TSND-201 (methylone) significantly improved PTSD symptoms in the phase 2 IMPACT-1 trial, announced Transcend Therapeutics on March 31, 2025. The company stated the trial met its primary endpoint—a significant improvement from baseline to day 64 in the Clinician-Administered PTSD Scale for DSM05 (CAPS-5) score.

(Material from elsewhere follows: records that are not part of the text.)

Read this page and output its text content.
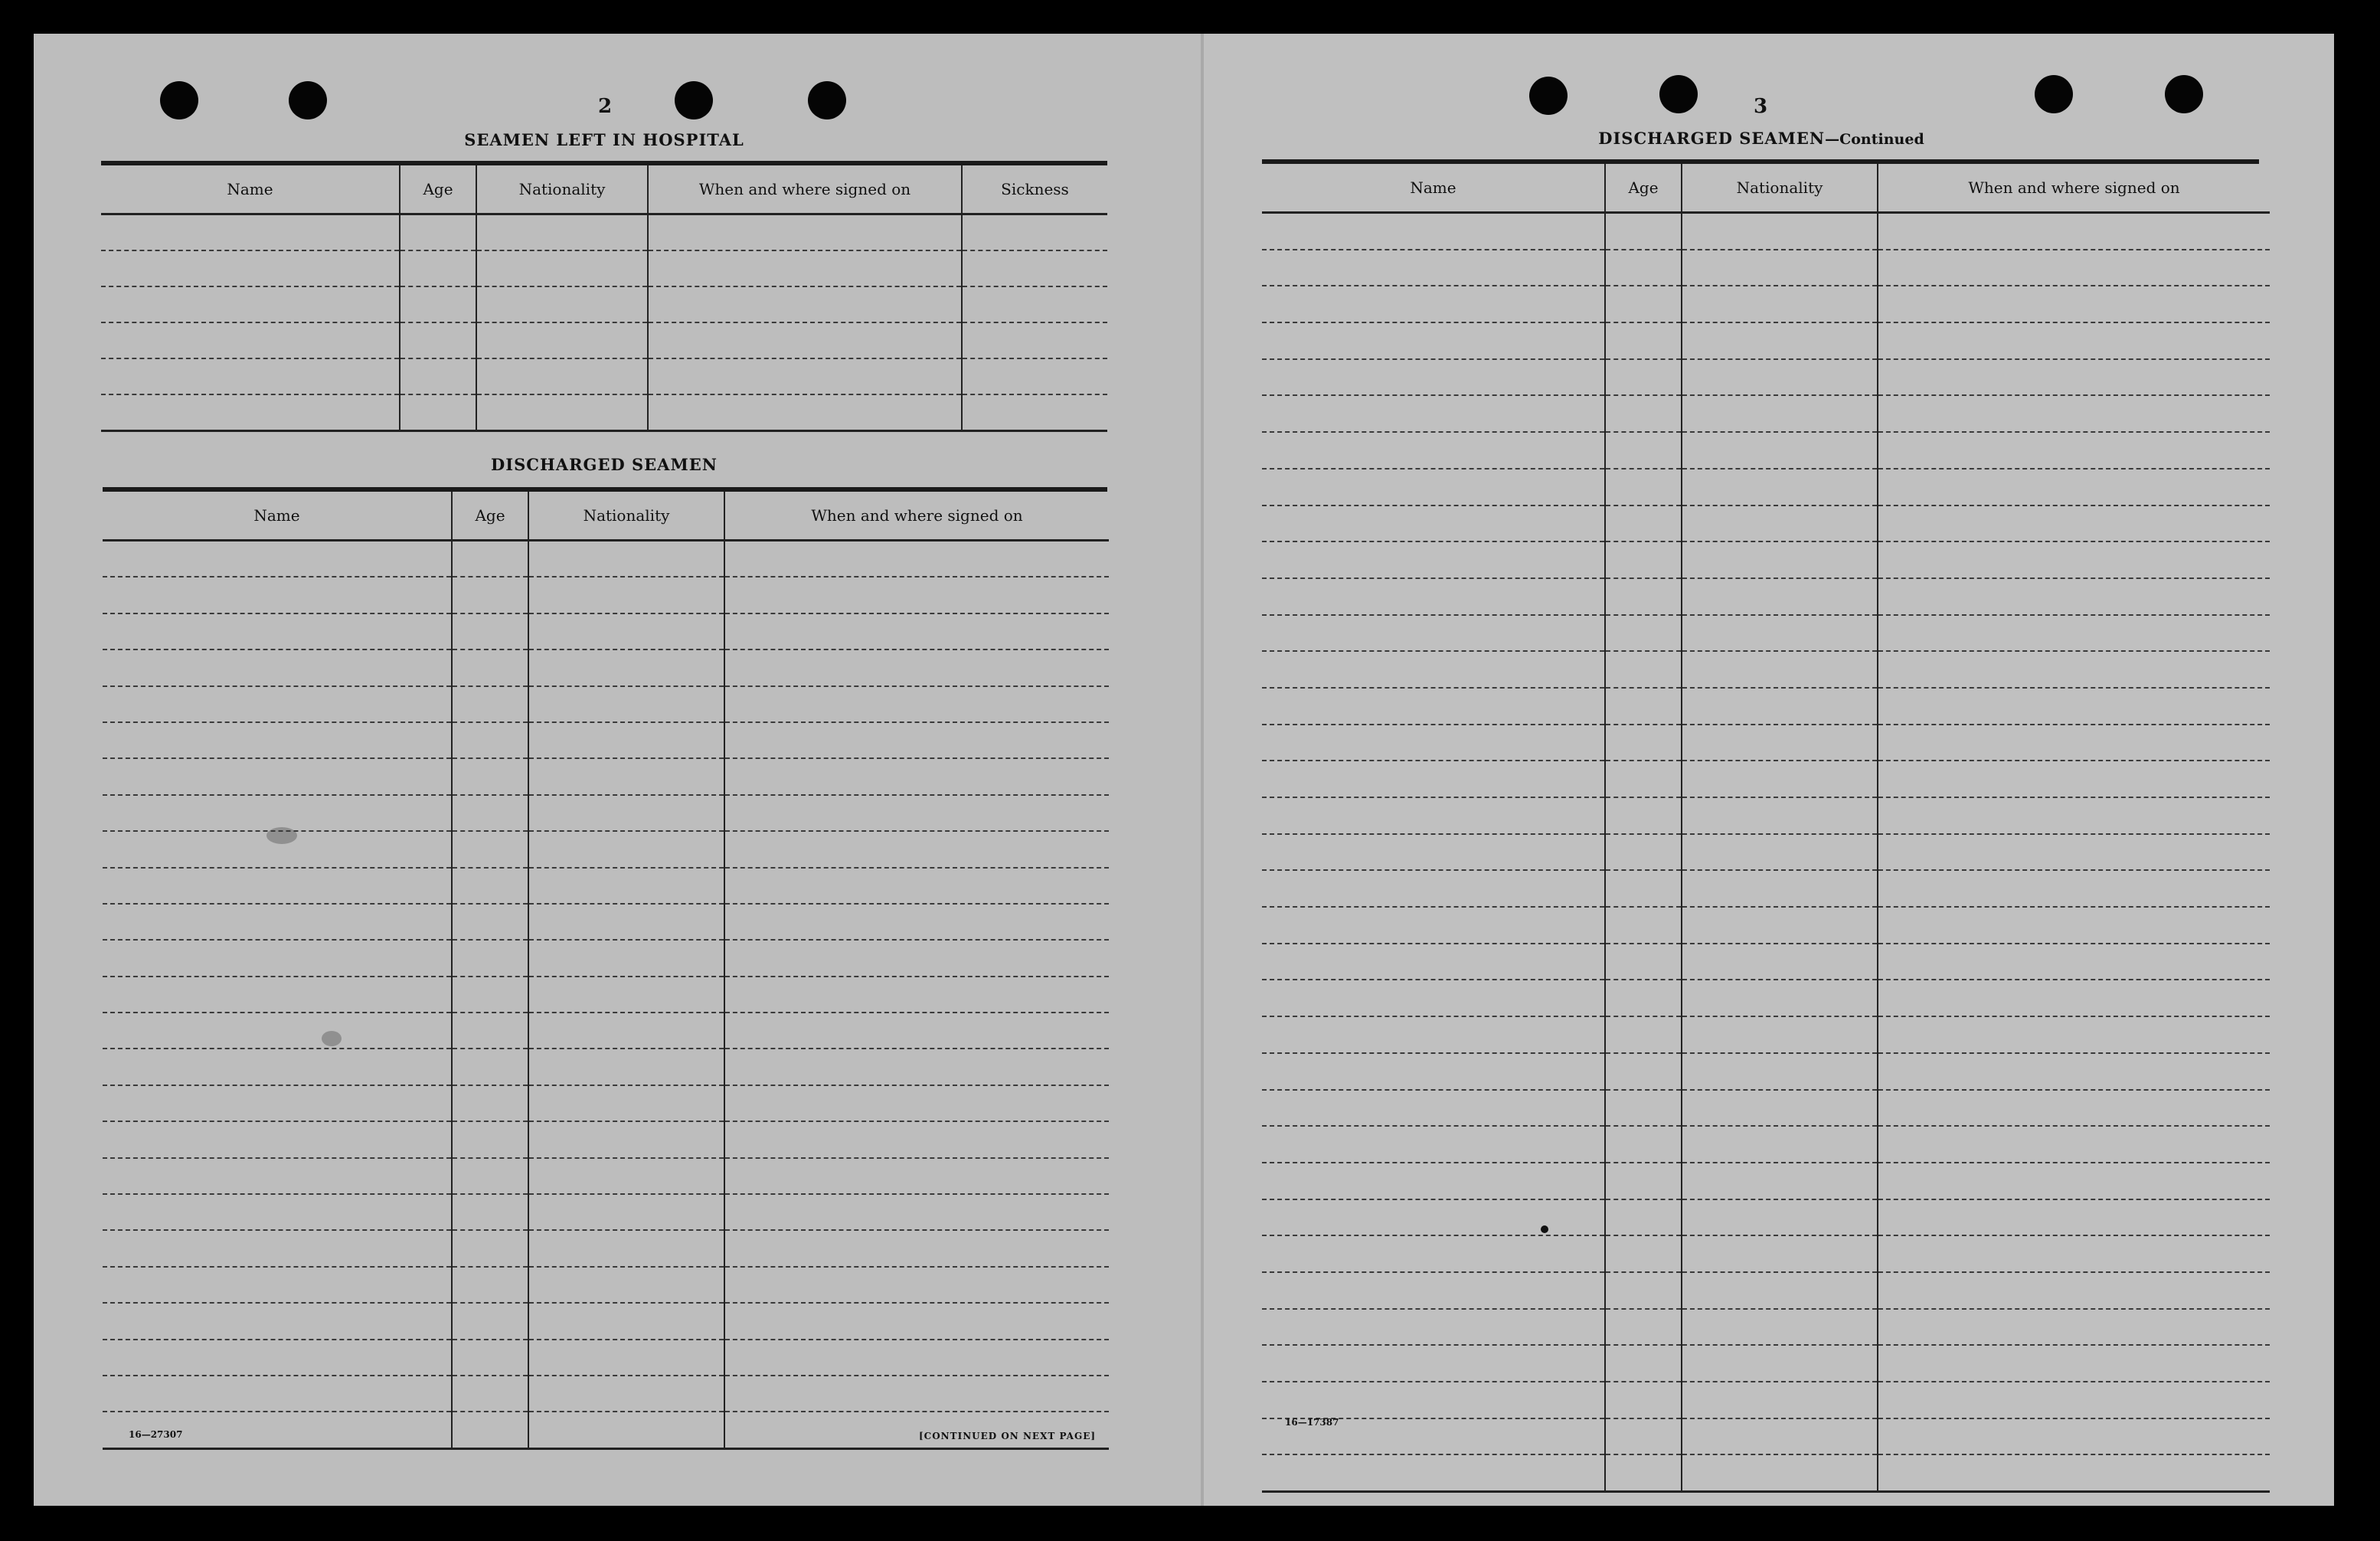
2
SEAMEN LEFT IN HOSPITAL
Name	Age	Nationality	When and where signed on	Sickness

DISCHARGED SEAMEN
Name	Age	Nationality	When and where signed on

16—27307	[CONTINUED ON NEXT PAGE]
3
DISCHARGED SEAMEN—Continued
Name	Age	Nationality	When and where signed on

16—17387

“It has been over two decades without a new treatment for PTSD. The results of this study suggest that TSND-201 may represent a significant clinical breakthrough — demonstrating clinically meaningful efficacy with a rapid onset,” said Murray B. Stein, MD, MPH, professor of psychiatry and public health at the University of California San Diego and Staff Psychiatrist at the Veteran Affairs San Diego Healthcare System, in a statement. “Rapid-acting, episodic treatments could be a paradigm shift in the treatment of PTSD, providing hope for the many patients who have struggled to find effective relief.”

IMPACT-1, a randomized, double-blind, placebo-controlled phase 2 trial, evaluated TSND-201 for the treatment of PTSD. TSND-201 is a rapid-acting neuroplastogen with the primary site of action monoamine transporters and no activity at 5HT-2a.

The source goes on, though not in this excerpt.